Überregionale Berichterstattung schürt Angstgefühle
Seit den 1990er Jahren seien etwa Taschen-, Auto- und Fahrraddiebstähle sowie Vandalismus deutlich seltener geworden. Erst im vergangenen Jahr wurde laut Bliesener wieder ein leichter Anstieg bei diesen Delikten registriert.
Die Berichterstattung über einzelne Fälle trage diese mitunter weit über die Region hinaus, in der sie passierten, erläuterte der Kriminologe: „Wenn vor 20 Jahren im Bayerischen Wald etwas passierte, hat davon außerhalb Bayerns niemand etwas erfahren. Wenn heute in Hannover jemand mit dem Messer verletzt und wenige Tage später in Bayern eine ähnliche Straftat begangen wird, erfahren wir das auch hier.“
Zudem werde über eine Straftat, die Ermittlungen und spätere Gerichtsverhandlungen oftmals wiederholt berichtet. Leser und Hörerinnen könnten kaum noch nachvollziehen, dass es sich dabei immer um dieselbe Tat handele, sagte Bliesener.

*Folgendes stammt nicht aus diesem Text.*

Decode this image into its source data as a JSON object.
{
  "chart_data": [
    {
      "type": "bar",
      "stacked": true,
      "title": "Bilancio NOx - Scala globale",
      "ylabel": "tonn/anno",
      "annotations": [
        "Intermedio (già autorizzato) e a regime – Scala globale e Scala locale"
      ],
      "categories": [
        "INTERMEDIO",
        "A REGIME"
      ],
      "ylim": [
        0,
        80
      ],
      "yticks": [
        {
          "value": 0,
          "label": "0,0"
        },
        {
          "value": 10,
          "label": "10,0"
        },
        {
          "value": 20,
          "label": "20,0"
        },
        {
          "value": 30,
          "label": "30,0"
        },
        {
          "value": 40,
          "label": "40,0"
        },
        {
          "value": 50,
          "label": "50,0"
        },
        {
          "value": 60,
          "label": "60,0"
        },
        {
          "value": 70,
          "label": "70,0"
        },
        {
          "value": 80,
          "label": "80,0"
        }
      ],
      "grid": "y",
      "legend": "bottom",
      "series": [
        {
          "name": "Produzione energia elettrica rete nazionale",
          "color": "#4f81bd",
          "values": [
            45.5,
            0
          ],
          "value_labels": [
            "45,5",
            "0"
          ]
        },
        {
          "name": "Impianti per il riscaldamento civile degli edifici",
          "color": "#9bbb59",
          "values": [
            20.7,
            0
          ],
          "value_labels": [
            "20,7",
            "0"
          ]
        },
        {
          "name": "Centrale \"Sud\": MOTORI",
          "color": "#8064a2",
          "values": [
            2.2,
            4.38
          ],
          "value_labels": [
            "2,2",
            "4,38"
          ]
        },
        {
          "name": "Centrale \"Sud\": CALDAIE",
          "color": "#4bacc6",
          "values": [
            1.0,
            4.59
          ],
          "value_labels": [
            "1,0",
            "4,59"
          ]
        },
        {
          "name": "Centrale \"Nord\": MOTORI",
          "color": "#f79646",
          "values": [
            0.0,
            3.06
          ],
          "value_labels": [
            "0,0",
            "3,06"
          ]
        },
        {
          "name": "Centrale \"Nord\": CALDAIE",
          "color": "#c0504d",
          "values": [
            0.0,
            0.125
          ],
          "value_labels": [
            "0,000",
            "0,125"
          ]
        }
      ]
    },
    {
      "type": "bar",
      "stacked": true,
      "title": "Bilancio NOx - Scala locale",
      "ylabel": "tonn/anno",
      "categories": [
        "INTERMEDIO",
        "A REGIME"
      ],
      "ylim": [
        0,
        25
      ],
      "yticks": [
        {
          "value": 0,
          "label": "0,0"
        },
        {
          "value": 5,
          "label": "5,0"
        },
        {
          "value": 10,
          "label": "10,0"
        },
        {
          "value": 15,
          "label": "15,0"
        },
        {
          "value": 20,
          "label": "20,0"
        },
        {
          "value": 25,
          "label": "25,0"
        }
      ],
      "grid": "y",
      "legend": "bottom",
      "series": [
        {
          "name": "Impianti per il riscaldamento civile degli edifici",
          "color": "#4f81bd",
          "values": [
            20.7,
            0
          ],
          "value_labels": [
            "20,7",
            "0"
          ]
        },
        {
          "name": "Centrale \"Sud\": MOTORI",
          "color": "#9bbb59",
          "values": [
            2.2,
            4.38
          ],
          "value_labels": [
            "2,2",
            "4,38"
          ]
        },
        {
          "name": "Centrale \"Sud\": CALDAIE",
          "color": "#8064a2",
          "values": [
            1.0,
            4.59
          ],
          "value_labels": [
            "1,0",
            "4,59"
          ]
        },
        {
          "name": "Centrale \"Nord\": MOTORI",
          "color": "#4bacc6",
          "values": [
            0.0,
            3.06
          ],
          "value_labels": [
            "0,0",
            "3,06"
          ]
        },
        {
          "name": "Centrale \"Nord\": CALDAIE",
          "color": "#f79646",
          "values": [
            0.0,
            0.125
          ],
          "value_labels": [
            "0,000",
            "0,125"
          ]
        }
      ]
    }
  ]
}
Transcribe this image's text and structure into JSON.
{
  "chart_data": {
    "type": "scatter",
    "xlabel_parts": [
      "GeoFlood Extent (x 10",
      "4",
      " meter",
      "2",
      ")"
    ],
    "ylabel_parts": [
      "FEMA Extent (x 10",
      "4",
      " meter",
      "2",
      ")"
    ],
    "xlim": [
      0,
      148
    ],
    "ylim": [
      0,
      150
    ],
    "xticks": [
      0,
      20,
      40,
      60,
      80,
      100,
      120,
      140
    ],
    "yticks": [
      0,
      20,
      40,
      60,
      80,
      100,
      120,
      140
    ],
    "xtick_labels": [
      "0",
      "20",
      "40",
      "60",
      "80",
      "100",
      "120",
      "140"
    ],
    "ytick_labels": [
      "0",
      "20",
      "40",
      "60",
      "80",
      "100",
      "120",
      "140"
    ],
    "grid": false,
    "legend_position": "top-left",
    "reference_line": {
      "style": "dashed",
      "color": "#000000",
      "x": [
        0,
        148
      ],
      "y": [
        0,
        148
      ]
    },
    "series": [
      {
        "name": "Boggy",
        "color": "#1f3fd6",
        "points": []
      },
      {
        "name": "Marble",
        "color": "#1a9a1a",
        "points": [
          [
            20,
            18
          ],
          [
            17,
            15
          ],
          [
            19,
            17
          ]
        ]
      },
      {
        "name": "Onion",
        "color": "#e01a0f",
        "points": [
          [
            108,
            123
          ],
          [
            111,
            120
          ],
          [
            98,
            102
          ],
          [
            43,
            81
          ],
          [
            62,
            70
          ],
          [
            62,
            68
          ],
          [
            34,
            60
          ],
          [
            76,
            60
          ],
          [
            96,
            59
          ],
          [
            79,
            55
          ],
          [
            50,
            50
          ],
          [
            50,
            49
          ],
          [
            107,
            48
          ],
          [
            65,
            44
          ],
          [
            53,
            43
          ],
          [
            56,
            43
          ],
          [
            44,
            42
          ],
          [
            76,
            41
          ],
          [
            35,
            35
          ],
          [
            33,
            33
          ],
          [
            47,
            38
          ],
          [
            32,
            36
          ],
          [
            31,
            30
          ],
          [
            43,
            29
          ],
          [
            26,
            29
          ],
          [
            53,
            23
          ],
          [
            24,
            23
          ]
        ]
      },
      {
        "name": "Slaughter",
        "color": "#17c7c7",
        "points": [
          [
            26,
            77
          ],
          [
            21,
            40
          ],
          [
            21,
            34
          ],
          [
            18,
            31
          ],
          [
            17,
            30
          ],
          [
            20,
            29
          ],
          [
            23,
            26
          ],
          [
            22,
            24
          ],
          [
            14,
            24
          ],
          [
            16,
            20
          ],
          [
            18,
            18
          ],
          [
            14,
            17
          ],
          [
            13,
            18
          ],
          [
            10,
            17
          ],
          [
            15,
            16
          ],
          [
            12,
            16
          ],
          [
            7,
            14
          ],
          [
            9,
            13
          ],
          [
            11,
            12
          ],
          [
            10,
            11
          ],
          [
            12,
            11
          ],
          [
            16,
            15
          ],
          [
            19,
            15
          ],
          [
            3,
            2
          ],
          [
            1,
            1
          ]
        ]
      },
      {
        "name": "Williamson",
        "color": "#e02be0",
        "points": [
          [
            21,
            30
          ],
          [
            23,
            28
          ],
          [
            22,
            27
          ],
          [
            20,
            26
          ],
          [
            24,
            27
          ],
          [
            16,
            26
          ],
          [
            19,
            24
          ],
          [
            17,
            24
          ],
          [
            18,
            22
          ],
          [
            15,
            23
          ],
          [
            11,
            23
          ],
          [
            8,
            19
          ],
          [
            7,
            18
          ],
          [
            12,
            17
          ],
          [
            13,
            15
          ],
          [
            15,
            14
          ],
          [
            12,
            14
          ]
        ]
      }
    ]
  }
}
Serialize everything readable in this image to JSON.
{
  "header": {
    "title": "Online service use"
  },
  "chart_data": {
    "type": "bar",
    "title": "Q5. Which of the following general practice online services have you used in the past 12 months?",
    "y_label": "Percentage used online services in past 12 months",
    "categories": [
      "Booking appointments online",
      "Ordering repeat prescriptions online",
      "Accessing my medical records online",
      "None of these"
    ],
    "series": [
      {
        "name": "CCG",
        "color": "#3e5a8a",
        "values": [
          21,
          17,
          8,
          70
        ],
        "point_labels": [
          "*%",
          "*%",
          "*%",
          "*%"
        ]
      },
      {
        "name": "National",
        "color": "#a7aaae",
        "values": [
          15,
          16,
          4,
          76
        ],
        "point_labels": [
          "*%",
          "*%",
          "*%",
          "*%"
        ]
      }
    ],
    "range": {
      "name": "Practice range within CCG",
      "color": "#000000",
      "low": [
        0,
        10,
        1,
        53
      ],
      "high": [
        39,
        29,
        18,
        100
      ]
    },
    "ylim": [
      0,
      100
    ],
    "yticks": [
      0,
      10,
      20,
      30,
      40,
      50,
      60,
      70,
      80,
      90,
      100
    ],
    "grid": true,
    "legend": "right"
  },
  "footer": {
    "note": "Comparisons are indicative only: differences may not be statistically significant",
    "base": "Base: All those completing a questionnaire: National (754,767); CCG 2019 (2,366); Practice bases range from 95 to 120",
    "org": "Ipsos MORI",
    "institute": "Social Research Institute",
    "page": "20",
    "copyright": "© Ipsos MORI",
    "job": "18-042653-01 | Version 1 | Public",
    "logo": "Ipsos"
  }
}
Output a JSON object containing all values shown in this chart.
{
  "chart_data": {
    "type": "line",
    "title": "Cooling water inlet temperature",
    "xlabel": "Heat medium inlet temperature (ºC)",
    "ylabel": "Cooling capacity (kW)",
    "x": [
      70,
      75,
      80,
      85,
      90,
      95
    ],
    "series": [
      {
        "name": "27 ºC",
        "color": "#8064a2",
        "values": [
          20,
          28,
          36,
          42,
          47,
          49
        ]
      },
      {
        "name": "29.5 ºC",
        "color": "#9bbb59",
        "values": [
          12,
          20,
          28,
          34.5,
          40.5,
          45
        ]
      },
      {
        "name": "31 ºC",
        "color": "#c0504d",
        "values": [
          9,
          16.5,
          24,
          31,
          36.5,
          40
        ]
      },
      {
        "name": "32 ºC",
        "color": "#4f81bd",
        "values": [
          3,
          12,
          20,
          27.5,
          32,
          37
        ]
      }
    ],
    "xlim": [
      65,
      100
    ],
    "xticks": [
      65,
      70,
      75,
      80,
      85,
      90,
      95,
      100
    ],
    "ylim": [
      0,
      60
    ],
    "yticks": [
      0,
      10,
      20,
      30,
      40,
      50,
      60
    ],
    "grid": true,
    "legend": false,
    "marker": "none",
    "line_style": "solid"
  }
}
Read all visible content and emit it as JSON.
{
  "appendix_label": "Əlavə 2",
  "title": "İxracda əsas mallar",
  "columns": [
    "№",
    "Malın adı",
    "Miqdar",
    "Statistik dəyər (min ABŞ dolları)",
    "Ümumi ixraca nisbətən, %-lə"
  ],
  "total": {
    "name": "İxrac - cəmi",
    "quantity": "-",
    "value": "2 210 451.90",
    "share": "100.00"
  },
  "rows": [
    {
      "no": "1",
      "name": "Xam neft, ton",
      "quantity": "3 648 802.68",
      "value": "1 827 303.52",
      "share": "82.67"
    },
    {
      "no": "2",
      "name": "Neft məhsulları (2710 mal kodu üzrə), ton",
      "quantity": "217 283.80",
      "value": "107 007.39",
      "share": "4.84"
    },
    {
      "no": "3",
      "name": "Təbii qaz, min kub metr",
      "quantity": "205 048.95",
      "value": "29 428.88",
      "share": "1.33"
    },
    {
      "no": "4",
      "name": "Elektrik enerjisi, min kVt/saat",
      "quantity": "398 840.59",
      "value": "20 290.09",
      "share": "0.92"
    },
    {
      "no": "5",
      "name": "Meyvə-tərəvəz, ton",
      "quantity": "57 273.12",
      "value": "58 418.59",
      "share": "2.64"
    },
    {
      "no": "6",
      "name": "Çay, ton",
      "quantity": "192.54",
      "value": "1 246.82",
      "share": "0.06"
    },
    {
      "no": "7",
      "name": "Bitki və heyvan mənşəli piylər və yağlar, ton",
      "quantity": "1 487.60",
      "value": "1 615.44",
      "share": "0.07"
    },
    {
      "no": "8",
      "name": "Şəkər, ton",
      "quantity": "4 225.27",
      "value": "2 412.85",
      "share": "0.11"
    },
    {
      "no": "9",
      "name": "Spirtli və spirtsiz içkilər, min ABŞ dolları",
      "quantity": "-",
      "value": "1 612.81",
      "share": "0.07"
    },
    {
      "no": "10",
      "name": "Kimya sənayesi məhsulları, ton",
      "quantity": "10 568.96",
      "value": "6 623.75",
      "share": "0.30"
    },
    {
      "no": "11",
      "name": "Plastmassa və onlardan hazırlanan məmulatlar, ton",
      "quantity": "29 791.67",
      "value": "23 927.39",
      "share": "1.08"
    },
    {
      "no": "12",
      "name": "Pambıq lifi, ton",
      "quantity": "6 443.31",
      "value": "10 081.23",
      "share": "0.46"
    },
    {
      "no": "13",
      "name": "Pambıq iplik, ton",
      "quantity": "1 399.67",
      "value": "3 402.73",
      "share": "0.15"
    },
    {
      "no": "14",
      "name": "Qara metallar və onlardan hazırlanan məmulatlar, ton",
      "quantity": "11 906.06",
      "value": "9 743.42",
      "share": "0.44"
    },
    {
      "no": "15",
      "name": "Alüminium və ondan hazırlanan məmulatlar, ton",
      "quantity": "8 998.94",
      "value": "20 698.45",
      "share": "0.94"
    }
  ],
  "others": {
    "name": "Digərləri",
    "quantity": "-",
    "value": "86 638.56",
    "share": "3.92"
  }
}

Mehr sachliche und weniger sensationslüsterne Nachrichten
Der Instituts-Direktor wünscht sich eine „sachlichere und weniger sensationslüsterne“ Berichterstattung, die transparent macht, dass Fälle länger zurückliegen. Er sehe keinen Grund, Straßen, öffentliche Plätze oder gar Bahnhöfe zu meiden. „Wenngleich es natürlich gefährlichere und weniger gefährliche Orte gibt und die Gefahrenlage etwa auch von der Tageszeit oder sogar vom Wetter abhängig sein kann“, sagte Bliesener.